It says something about our untied times that Garrison Keillor's Cockaigne, his Oz, his Neverland, should be a meticulously invented world of the ordinary. For years, quirk by quirk and shingle by crossbeam, he has been assembling for his "Prairie Home Companion" public radio program the mythically humdrum community of Lake Wobegon, Minnesota.
"Lake Wobegon Days" transforms Keillor's radio monologues into a series of reminiscences about this imaginary community whose down-home normality strikes us--and him, I suspect--as about the most exotic thing going. "Tall tales about short happenings," its subtitle could be. Keillor's folks are Paul Bunyans of the everyday.
Lake Wobegon is not on the map but, Keillor tells us, this was only because of a land surveyor's error. The railroad never went through, so a spur was built. One of the biggest days in the town's history was the day the Empire Builder was switched onto it by mistake and arrived, full of celebrities; all of whom had to be backed out again.
Backward-towed celebrities--it stands for Keillor's amiably sardonic view of American history and culture. Our public life of big and evanescent events is at the wrong end of his railroad spur. Instead, he gives us this wacky and stolid Norwegian-American small town, whose site was visited in 1836 by an explorer on the hunch that it might be the headwaters of the Mississippi.
"Then something about the place made him decide he was wrong," Keillor writes. "He was right, we're not the headwaters, but what made him jump to that conclusion? What has made so many others look at us and think: It doesn't start here!?"
Nothing does start here. "We are what we are" is the town motto, and Keillor endows Lake Wobegon with a history, a geography, a population and a style of life that damp down any suspicions of Promethean fire. The Pretty Good Grocery stocks items that are only reasonably fresh and that eschew fanciness. Wobegonians can drive to the next town for a wider selection; but the local shopkeeper, plumber and garage mechanic serve on the Rescue Squad, so nobody thinks of driving off too often. Loyalty is the watchword.
The works and days of Keillor's Wobegon are beguiling, comical and, in their refractory way, instructive. His book is filled with good things, but it has its problems. One is stylistic. The effort to transform the 20-minute monologues of his radio program into a more sustained written form doesn't work entirely. Sometimes a point is hammered home with a persistence more suitable to the ear than to the eye.
More seriously, if the book lacks the momentum of authentic fiction, it also lacks the anchor of authentic documentary. It is a pastiche, and a very talented one; but there are times when the whimsy frays. The details accumulate charmingly enough but fail to carry matters along. Shortening would help: The author uses an instrument a bit too cumbersome for his particular kind of comic vision.

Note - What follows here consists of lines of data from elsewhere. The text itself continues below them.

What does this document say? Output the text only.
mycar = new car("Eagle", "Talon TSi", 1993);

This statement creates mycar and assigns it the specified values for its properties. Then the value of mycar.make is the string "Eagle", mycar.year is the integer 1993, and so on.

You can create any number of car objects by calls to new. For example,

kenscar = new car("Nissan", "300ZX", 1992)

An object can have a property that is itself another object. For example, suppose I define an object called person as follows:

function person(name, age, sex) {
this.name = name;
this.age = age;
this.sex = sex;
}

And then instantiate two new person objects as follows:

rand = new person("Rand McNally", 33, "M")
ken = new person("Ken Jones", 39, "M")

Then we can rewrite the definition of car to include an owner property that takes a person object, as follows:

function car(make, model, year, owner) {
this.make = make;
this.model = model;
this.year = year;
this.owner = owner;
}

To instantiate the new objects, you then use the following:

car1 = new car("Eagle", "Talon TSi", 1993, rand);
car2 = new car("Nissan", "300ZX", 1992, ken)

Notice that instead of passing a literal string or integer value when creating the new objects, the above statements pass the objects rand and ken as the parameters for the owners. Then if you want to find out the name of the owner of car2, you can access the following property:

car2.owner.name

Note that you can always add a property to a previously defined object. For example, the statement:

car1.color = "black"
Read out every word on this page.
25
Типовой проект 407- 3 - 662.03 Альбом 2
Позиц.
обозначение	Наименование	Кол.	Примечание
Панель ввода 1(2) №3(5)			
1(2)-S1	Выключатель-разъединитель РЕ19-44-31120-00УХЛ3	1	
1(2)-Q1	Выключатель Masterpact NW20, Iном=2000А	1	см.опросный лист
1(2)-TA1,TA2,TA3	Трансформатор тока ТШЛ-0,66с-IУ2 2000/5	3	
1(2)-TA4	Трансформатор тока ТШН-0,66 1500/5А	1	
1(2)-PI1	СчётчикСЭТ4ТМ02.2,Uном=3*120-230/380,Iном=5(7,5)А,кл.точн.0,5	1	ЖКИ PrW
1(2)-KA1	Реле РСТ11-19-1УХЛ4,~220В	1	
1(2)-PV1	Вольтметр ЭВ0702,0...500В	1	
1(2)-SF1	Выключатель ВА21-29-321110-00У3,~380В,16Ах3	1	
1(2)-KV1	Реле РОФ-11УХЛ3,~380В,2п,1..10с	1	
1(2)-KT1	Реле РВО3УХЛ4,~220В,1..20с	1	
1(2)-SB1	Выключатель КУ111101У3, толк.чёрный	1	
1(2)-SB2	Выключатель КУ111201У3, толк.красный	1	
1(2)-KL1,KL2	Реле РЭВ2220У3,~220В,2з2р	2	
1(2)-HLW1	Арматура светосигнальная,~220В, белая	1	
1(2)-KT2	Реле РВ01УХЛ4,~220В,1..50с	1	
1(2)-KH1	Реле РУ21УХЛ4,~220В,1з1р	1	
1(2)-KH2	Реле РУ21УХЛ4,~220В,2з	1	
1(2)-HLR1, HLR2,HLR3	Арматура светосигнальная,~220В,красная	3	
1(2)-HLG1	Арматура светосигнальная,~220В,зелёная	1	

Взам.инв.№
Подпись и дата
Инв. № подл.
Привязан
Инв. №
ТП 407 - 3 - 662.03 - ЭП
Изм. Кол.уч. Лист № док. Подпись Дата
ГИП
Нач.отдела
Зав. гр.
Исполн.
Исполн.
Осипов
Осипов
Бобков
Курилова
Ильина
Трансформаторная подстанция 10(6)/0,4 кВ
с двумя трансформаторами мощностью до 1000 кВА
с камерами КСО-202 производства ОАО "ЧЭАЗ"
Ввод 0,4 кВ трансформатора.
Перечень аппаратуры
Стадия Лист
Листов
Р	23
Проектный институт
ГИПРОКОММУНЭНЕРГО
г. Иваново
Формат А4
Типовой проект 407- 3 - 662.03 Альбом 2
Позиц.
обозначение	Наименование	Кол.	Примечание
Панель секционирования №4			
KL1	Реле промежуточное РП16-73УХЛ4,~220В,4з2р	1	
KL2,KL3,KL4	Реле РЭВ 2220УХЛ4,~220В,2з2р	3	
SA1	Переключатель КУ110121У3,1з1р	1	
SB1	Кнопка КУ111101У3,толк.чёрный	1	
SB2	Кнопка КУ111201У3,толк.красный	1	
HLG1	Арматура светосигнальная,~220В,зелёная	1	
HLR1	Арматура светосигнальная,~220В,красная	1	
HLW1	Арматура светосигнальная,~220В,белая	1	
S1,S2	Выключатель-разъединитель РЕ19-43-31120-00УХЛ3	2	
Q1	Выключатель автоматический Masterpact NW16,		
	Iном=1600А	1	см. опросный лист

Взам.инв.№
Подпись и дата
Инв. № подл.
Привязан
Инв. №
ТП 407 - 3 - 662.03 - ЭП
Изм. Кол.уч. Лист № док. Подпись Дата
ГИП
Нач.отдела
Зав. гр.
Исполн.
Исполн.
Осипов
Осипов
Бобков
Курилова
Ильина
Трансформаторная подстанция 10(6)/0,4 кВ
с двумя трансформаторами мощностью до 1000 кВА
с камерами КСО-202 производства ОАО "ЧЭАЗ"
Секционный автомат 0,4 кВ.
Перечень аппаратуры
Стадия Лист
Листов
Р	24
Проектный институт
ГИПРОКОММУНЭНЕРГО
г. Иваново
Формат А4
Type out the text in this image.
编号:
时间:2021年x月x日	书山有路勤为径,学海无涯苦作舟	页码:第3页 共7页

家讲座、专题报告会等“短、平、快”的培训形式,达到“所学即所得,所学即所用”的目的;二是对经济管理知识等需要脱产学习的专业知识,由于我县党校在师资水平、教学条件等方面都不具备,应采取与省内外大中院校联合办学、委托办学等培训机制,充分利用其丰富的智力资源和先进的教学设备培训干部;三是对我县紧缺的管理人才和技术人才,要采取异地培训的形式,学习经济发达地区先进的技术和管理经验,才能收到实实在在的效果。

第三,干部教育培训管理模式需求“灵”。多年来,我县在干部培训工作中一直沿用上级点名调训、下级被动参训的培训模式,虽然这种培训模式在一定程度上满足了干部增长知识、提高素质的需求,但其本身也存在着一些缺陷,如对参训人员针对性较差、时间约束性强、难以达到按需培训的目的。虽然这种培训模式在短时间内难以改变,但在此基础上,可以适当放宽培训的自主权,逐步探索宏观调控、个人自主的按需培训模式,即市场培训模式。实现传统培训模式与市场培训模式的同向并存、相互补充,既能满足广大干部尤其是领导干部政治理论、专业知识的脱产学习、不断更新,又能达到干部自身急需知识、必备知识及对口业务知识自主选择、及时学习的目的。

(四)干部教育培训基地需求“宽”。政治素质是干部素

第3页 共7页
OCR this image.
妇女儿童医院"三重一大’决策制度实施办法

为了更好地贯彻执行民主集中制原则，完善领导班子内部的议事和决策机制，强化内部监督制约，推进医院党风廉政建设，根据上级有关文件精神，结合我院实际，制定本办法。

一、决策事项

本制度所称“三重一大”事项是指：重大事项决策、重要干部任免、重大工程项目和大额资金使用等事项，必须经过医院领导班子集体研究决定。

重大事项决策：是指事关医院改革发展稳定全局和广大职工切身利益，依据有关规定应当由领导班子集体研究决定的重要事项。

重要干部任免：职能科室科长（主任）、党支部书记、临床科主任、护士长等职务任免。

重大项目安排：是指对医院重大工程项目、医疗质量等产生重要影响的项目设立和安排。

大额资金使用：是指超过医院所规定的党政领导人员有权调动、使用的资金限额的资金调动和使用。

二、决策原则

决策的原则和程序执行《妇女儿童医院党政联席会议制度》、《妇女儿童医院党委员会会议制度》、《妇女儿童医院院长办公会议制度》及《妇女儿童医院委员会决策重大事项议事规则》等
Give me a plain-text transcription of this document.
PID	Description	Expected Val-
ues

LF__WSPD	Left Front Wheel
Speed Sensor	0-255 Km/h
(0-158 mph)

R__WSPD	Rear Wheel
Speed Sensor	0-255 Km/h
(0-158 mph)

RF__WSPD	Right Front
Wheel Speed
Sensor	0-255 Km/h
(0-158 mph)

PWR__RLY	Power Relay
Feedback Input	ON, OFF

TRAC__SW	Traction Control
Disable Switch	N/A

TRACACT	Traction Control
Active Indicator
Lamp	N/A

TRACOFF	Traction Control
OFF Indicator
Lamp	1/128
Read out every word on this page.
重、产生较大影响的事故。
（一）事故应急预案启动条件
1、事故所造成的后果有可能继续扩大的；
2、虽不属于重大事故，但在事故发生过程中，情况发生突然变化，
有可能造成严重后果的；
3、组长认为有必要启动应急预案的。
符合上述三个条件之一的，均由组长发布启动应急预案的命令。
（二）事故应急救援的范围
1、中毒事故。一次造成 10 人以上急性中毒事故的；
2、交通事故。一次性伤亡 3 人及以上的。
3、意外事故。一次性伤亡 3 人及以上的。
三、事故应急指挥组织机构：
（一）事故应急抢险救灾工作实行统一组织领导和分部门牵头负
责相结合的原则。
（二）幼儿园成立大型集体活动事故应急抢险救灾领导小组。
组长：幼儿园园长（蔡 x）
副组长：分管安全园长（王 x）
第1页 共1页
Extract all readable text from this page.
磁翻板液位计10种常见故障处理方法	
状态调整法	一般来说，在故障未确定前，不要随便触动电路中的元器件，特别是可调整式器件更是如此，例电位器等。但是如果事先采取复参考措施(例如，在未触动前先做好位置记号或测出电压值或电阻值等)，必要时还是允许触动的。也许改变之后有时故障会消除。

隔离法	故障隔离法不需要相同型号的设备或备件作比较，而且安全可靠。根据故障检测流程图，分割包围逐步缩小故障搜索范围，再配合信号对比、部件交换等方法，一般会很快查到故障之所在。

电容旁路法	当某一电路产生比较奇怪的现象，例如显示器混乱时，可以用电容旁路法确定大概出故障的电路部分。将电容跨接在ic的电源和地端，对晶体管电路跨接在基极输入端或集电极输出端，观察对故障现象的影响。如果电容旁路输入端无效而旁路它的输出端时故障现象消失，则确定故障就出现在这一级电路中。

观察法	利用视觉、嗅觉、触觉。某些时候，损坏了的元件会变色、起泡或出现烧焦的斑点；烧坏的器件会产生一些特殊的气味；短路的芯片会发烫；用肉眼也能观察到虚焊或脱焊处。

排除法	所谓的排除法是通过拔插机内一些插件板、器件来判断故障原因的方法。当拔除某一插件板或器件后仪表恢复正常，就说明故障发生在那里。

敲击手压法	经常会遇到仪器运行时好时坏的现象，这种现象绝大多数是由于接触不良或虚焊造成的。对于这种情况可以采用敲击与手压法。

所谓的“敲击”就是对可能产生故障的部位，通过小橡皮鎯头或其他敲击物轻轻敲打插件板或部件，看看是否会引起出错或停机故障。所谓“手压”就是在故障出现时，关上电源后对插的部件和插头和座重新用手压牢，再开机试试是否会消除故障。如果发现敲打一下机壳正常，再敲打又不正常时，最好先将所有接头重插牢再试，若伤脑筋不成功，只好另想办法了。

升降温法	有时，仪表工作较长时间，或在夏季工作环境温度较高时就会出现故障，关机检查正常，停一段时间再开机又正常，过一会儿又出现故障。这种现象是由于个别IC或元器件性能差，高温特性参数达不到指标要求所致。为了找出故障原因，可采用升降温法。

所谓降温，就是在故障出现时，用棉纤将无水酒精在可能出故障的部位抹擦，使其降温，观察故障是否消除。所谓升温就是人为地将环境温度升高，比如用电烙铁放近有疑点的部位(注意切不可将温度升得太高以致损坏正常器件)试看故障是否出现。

The vision is at its best in the contradiction that Keillor quietly presses upon us. Fixed in its ways and suspicious of flamboyance as Lake Wobegon may be, its genius is in the unpredictable and self-invented characters it produces.
There is the man who invents the local Fourth of July pageant, where everyone dons red, white or blue caps and stands in formation to produce an American flag. Of course, only the organizer, standing on a ladder, can see the result. Consequently, the flag loses stars and stripes as the participants climb up to see for themselves.
There is the local priest, Father Emil, who goes regularly to the local diner in the vain hope of having "a secular lunch"--one, that is, where some neighbor will not come up to talk about religion. There are Mr. and Mrs. Luger who, each spring, are caught up in a fever of vegetable planting, and by late summer are inundated.
"The Mister reaches for the razor in the morning, he picks up a cucumber. Pick up the paper, underneath it are three zucchini. They crawled in under there to get some shade, catch a few Z's, maybe read the comics. Pumpkins are moving in to live with them. At night they check the bed for kohlrabi. Turn out the lights, they hear rustling noises downstairs: a gang of cauliflower trying the back door."
There is old Mrs. Krueger who lives by herself and calls the police because she suspects a bat has got in. When they arrive, her radio is playing a Glenn Miller program. Back in their cruiser they try to find the station; it doesn't exist. Only occasionally does Keillor allow such a ghost in. His Lake Wobegon originals are rooted in the most modest kind of life, resistant to fads and additives. Real flavor, he suggests, comes out of soil that is unassisted and let be.